The opposition party particularly asked the Senate to reject the appointment of the immediate-past chairman of the Independent National Electoral Commission (INEC), Prof Mahmood Yakubu, as an ambassador.
The party claimed Yakubu’s appointment, barely two years after supervising the election that brought President Tinubu into office, would lend credence to the allegation that the former INEC chief may not have been a neutral umpire in the 2023 election and could further undermine the credibility of the electoral commission.
President Tinubu last week sent the names of 32 ambassadorial nominees to the Senate for confirmation, days after he sent the first batch of three names.
In two separate letters to the Senate President, Godswill Akpabio, President Tinubu asked the Senate to consider and confirm 15 nominees as career ambassadors and 17 nominees as non-career ambassadors.
There are four women on the career ambassadors’ list and six women on the non-career ambassadors’ list.
Among the non-career ambassador designates are Barrister Ogbonnaya Kalu from Abia, a former presidential aide, Reno Omokri (Delta), former chairman of the Independent National Electoral Commission (INEC), Mahmud Yakubu, former Ekiti first lady, Erelu Angela Adebayo, and former Enugu governor, Ifeanyi Ugwuanyi.
But ADC’s national publicity secretary, Mallam Bolaji Abdullahi, said at a time when INEC faces a “major credibility crisis” following the highly disputed and controversial 2023 general election, Yakubu’s nomination for an ambassadorial position sends a dangerous message.
The ADC spokesman, in a statement, argued that it is in Yakubu’s best interest to reject what it described as a “brazenly insensitive” nomination and urged the Senate to reject it as a measure of restoring confidence in the nation’s electoral process.
The party spokesman said that after more than two years of waiting, President Bola Tinubu presented an “outrageously underwhelming” ambassadorial list that appears designed to settle his political IOUs rather than fix Nigeria’s urgent international relations crises.
Abdullahi added that at a time that Nigeria needs a disciplined and credible diplomatic corps, capable of rebuilding the nation’s collapsing credibility on the continent and the rest of the world after two years of thoroughly damaging absence, President Tinubu has surpassed himself by presenting a comic cast of political jobbers, corruption suspects, and patronage of wives, children, and relatives of political associates.

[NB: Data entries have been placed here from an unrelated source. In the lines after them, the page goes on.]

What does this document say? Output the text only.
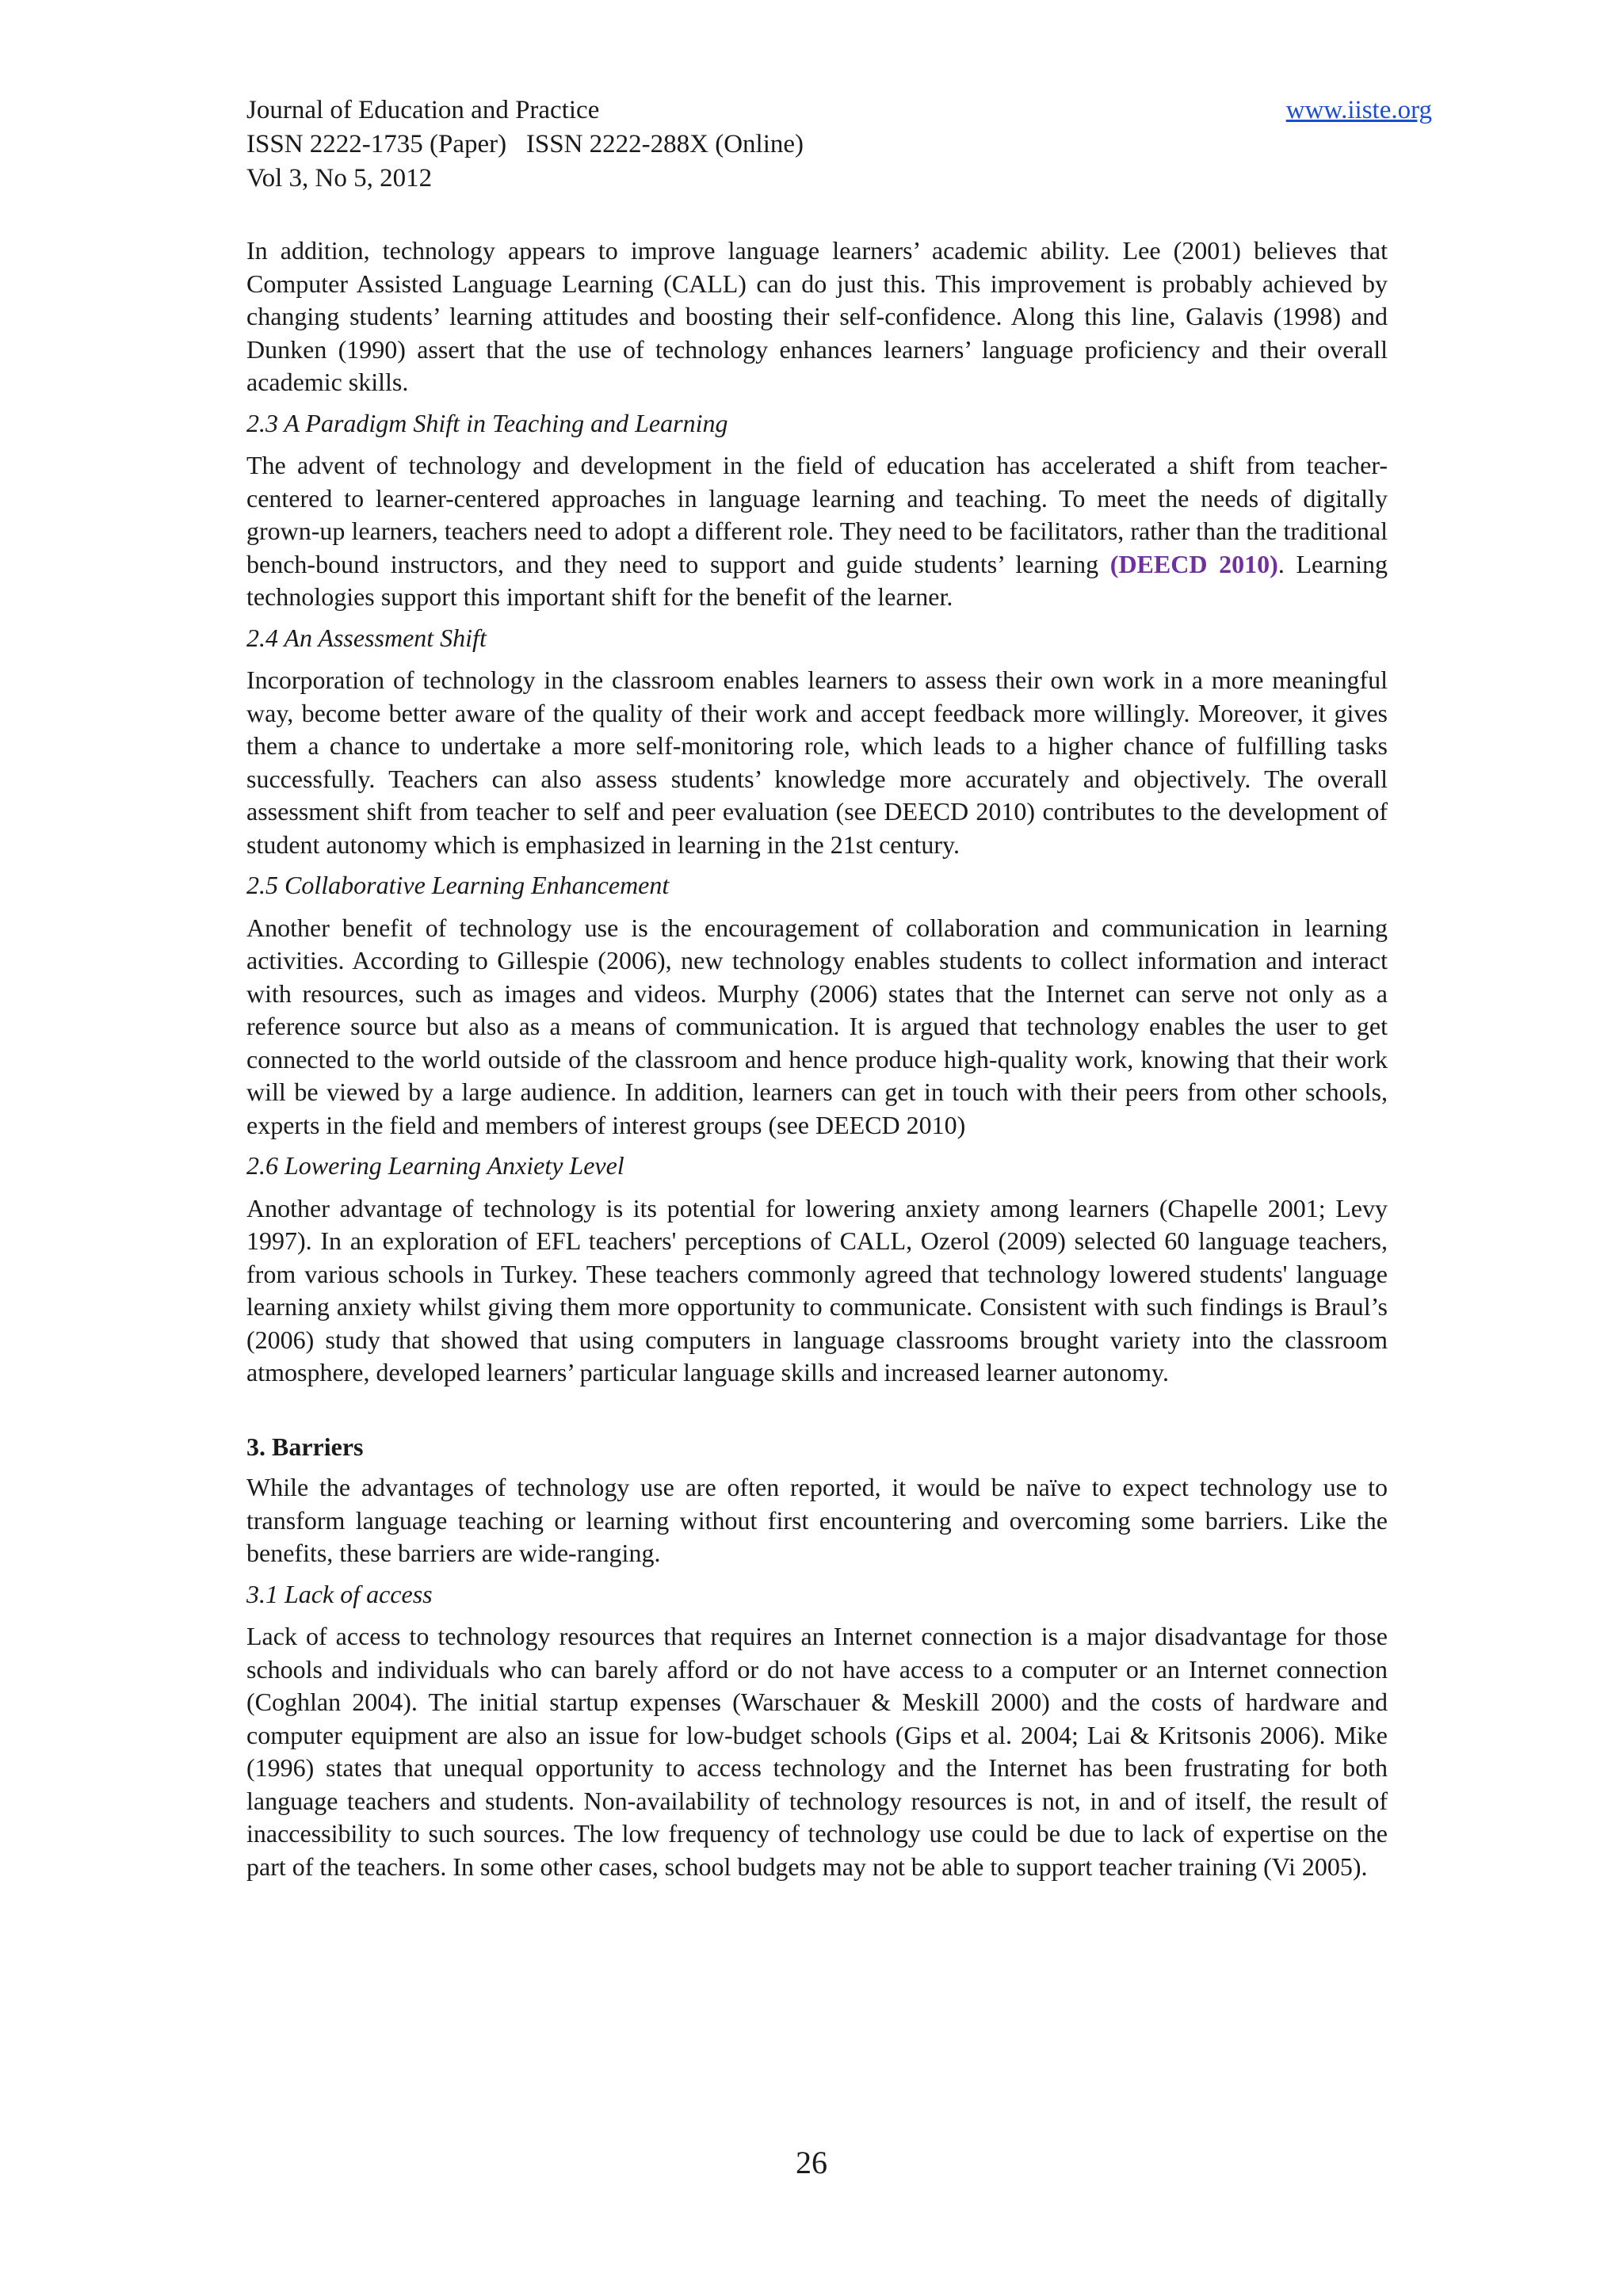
Journal of Education and Practice	www.iiste.org
ISSN 2222-1735 (Paper)   ISSN 2222-288X (Online)
Vol 3, No 5, 2012

In addition, technology appears to improve language learners’ academic ability. Lee (2001) believes that Computer Assisted Language Learning (CALL) can do just this. This improvement is probably achieved by changing students’ learning attitudes and boosting their self-confidence. Along this line, Galavis (1998) and Dunken (1990) assert that the use of technology enhances learners’ language proficiency and their overall academic skills.

2.3 A Paradigm Shift in Teaching and Learning

The advent of technology and development in the field of education has accelerated a shift from teacher-centered to learner-centered approaches in language learning and teaching. To meet the needs of digitally grown-up learners, teachers need to adopt a different role. They need to be facilitators, rather than the traditional bench-bound instructors, and they need to support and guide students’ learning (DEECD 2010). Learning technologies support this important shift for the benefit of the learner.

2.4 An Assessment Shift

Incorporation of technology in the classroom enables learners to assess their own work in a more meaningful way, become better aware of the quality of their work and accept feedback more willingly. Moreover, it gives them a chance to undertake a more self-monitoring role, which leads to a higher chance of fulfilling tasks successfully. Teachers can also assess students’ knowledge more accurately and objectively. The overall assessment shift from teacher to self and peer evaluation (see DEECD 2010) contributes to the development of student autonomy which is emphasized in learning in the 21st century.

2.5 Collaborative Learning Enhancement

Another benefit of technology use is the encouragement of collaboration and communication in learning activities. According to Gillespie (2006), new technology enables students to collect information and interact with resources, such as images and videos. Murphy (2006) states that the Internet can serve not only as a reference source but also as a means of communication. It is argued that technology enables the user to get connected to the world outside of the classroom and hence produce high-quality work, knowing that their work will be viewed by a large audience. In addition, learners can get in touch with their peers from other schools, experts in the field and members of interest groups (see DEECD 2010)

2.6 Lowering Learning Anxiety Level

Another advantage of technology is its potential for lowering anxiety among learners (Chapelle 2001; Levy 1997). In an exploration of EFL teachers' perceptions of CALL, Ozerol (2009) selected 60 language teachers, from various schools in Turkey. These teachers commonly agreed that technology lowered students' language learning anxiety whilst giving them more opportunity to communicate. Consistent with such findings is Braul’s (2006) study that showed that using computers in language classrooms brought variety into the classroom atmosphere, developed learners’ particular language skills and increased learner autonomy.

3. Barriers

While the advantages of technology use are often reported, it would be naïve to expect technology use to transform language teaching or learning without first encountering and overcoming some barriers. Like the benefits, these barriers are wide-ranging.

3.1 Lack of access

Lack of access to technology resources that requires an Internet connection is a major disadvantage for those schools and individuals who can barely afford or do not have access to a computer or an Internet connection (Coghlan 2004). The initial startup expenses (Warschauer & Meskill 2000) and the costs of hardware and computer equipment are also an issue for low-budget schools (Gips et al. 2004; Lai & Kritsonis 2006). Mike (1996) states that unequal opportunity to access technology and the Internet has been frustrating for both language teachers and students. Non-availability of technology resources is not, in and of itself, the result of inaccessibility to such sources. The low frequency of technology use could be due to lack of expertise on the part of the teachers. In some other cases, school budgets may not be able to support teacher training (Vi 2005).

26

The party however said Yakubu’s appointment is at the heart of this troubling list. Yakubu conducted the election that brought Tinubu in as President of Nigeria.
The ADC said Yakubu’s pick is embarrassingly insensitive, coming barely two years after supervising a “highly controversial election that ushered in Tinubu as president and only a few weeks after leaving office as INEC Chairman.”
ADC noted that Yakubu’s appointment blurs what should be a distinct line between players and umpires.
It added that If allowed to stand, it would set a dangerous precedent where future INEC chairmen and commissioners may begin to see their positions as stepping stones to future political rewards.
“Once that mindset enters the bloodstream of our electoral system, neutrality becomes impossible, partisanship becomes inevitable, and elections become transactional.
“A cursory review of the list would show that almost all the nominees fall into three categories: former career diplomats or ambassadors, political supporters or their relatives, and members of the president’s political party. We wonder in which of these three categories Prof. Yakubu belongs. The implication of this is deeply unsettling indeed.
“We are aware that there is no stipulated “cooling off” period under our laws, but even when the law is silent, ethical standards must be upheld, especially when the situation attacks the very foundation of our democracy.
“We therefore call on Prof. Yakubu to do the patriotic thing and reject this appointment for the sake of INEC’s institutional credibility, the integrity of future elections, and the preservation of his own legacy. Failing to do so, we call on the Senate to reject his nomination in the interest of our democracy,” the ADC said.